Personal information
- Born: June 5, 1995 (age 31)
- Listed height: 7 ft 2 in (2.18 m)
- Listed weight: 240 lb (109 kg)

Career information
- High school: Life Center Academy (Burlington, New Jersey);
- College: Auburn (2014–2015); Texas Southern (2017–2019);
- NBA draft: 2019: undrafted
- Playing career: 2020–present

Career history
- 2020–2021: Dinamo Tbilisi
- 2021–present: Sitra Club

= Trayvon Reed =

American basketball player (born 1995)

Trayvon Reed (born June 5, 1995) is an American professional basketball player for Sitra Club of the Bahraini Premier League.

==Early life==
Growing up, Reed moved from Mobile, Alabama to Montgomery, Alabama, and eventually to Snellville, Georgia. In 2013, he joined D'Angelo Russell, Grayson Allen and Joel Berry on an AAU team that won a national title. Reed also attended the NBPA Top 100 camp for two years. He transferred to Life Center Academy in New Jersey for his senior year for a better academic foundation and also to play under coach and former NBA player Pervis Ellison. A four-star recruit, Reed signed with Maryland.

==College career==
Reed was not allowed to enroll at Maryland after he was caught shoplifting at a 7-Eleven convenience store in July 2014. After a police officer attempted to arrest Reed, he attempted to flee and became engaged in a scuffle with the officer and broke two of his fingers. A second officer came over and Reed was arrested and charged with second-degree assault, second degree assault of a police officer, theft under $100 and resisting arrest. Reed served 15 days in jail. In December 2014, Reed enrolled at Auburn. During his freshman season, he averaged 1.1 points and two rebounds per game, and his best performance came in a double-overtime win against Xavier, when he posted four points, five rebounds and five blocks. He missed the following fall for personal reasons and re-enrolled and re-joined the team for the second semester while taking a redshirt. In May 2016, Reed announced he was leaving Auburn.

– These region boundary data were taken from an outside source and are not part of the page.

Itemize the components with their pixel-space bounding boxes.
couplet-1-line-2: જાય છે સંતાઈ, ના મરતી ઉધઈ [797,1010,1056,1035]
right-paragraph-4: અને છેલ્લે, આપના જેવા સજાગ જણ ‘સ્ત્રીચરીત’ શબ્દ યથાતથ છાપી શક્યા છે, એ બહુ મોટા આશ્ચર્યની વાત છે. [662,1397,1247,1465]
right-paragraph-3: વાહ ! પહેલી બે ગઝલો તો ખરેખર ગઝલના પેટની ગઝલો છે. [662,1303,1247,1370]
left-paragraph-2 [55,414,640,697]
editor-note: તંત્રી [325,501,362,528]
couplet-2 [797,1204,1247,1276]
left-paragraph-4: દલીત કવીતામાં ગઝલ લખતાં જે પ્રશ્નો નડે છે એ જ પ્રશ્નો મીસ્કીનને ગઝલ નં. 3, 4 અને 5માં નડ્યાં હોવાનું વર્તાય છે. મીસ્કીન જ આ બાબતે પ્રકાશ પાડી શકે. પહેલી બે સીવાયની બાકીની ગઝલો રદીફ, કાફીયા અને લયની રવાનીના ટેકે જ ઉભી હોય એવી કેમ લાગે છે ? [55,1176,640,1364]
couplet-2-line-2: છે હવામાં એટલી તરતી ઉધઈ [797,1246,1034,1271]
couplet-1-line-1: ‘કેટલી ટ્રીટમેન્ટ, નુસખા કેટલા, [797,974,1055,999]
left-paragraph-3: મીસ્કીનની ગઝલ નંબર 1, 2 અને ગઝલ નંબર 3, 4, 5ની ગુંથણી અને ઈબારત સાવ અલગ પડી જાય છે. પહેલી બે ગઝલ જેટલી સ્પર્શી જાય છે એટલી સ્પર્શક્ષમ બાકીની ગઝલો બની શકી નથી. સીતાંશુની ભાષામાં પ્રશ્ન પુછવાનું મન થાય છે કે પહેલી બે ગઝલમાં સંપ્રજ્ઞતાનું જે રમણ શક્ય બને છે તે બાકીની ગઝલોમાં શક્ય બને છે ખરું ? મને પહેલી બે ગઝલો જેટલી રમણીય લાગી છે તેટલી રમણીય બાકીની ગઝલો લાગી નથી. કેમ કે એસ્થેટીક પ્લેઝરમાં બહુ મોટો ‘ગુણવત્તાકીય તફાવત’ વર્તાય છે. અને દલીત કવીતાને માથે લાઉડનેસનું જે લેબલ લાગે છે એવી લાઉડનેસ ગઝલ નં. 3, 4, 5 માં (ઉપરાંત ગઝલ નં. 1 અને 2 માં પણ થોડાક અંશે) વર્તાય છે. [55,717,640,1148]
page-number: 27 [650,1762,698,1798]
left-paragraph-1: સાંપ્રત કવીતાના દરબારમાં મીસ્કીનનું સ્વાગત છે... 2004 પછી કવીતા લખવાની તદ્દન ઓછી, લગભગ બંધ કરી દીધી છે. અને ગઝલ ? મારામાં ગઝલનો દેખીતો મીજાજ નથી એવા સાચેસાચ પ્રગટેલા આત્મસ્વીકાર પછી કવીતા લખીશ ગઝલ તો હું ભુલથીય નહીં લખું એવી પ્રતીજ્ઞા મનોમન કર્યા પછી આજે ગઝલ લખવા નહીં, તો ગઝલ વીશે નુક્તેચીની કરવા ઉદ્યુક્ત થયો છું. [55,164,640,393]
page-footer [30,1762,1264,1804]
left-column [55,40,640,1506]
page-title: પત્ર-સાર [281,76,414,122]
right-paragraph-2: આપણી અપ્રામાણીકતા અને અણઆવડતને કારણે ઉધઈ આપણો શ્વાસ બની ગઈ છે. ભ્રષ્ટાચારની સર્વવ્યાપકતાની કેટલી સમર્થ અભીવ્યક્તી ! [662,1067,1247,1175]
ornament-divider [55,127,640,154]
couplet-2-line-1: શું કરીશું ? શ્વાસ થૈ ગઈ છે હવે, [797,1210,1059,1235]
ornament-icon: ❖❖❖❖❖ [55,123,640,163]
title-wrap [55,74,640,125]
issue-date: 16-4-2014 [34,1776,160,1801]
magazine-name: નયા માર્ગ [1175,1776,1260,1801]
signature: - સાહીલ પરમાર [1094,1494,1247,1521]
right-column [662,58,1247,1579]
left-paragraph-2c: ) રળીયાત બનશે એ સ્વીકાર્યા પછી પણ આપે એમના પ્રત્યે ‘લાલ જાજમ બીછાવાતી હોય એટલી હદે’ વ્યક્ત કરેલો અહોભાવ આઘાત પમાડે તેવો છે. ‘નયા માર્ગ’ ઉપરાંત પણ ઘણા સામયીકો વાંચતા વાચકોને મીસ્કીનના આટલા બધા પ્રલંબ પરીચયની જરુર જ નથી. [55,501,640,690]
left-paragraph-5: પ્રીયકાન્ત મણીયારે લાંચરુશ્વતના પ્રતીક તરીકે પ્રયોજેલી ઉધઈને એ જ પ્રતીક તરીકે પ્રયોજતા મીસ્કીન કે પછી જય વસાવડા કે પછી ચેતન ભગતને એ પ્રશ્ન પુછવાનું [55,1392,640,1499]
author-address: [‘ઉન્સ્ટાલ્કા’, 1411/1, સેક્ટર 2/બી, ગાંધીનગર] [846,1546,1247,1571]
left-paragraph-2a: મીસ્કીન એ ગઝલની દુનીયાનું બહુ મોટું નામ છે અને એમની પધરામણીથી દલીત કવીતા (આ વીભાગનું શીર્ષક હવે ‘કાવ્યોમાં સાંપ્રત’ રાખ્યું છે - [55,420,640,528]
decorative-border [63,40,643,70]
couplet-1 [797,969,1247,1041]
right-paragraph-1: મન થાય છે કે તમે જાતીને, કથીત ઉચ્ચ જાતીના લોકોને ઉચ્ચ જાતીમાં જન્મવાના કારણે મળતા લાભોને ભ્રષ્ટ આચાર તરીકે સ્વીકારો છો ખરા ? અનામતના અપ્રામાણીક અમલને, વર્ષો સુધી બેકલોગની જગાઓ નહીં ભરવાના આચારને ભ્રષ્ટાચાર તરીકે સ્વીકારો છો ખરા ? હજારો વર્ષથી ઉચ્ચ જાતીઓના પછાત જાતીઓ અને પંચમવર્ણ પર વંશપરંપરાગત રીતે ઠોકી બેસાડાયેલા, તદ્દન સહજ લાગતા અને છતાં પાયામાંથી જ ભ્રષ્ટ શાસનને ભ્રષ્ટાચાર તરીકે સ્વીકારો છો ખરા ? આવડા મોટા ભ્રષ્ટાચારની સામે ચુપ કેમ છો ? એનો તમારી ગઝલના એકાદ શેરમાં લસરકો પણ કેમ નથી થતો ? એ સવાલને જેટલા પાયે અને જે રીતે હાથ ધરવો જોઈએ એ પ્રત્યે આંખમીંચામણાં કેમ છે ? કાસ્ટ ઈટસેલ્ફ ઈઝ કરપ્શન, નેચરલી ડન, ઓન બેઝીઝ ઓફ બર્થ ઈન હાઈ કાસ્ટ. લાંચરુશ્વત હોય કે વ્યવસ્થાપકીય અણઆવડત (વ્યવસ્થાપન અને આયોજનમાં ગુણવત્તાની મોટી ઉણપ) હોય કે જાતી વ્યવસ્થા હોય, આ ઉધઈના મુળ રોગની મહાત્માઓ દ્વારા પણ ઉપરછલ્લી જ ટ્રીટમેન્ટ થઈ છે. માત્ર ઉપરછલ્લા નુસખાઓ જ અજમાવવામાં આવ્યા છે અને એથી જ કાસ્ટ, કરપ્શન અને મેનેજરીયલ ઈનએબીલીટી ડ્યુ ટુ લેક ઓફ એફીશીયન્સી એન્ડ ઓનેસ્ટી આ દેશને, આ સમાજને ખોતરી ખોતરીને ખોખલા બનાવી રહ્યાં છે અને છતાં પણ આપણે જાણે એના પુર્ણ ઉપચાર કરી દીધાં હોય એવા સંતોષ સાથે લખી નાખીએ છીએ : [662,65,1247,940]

Reed's year off from basketball "was probably the lowest point for me," he said. However, Texas Southern coach Mike Davis offered him a scholarship, and he accepted. In Reed's junior year in 2017-18, he averaged 9.7 points and 8.8 rebounds per game and helped the Tigers reach the NCAA Tournament. During his senior season, Reed missed 11 games with a leg injury before returning in late February 2019 against Mississippi Valley State. He finished the season averaging 12.7 points, 7.7 rebounds and 1.4 blocks per game.

==Professional career==
On August 5, 2020, Reed signed his first professional contract with Horsens IC of the Basketligaen. After not passing the tryout, he signed with BC Dinamo Tbilisi of the Georgian Superliga in October. In 2021, Reed signed with Sitra Club of the Bahraini Premier League.

==Personal life==
Reed is the son of Nikki Reed. His older brother Jacoby was a high school basketball player but was incarcerated for robbery.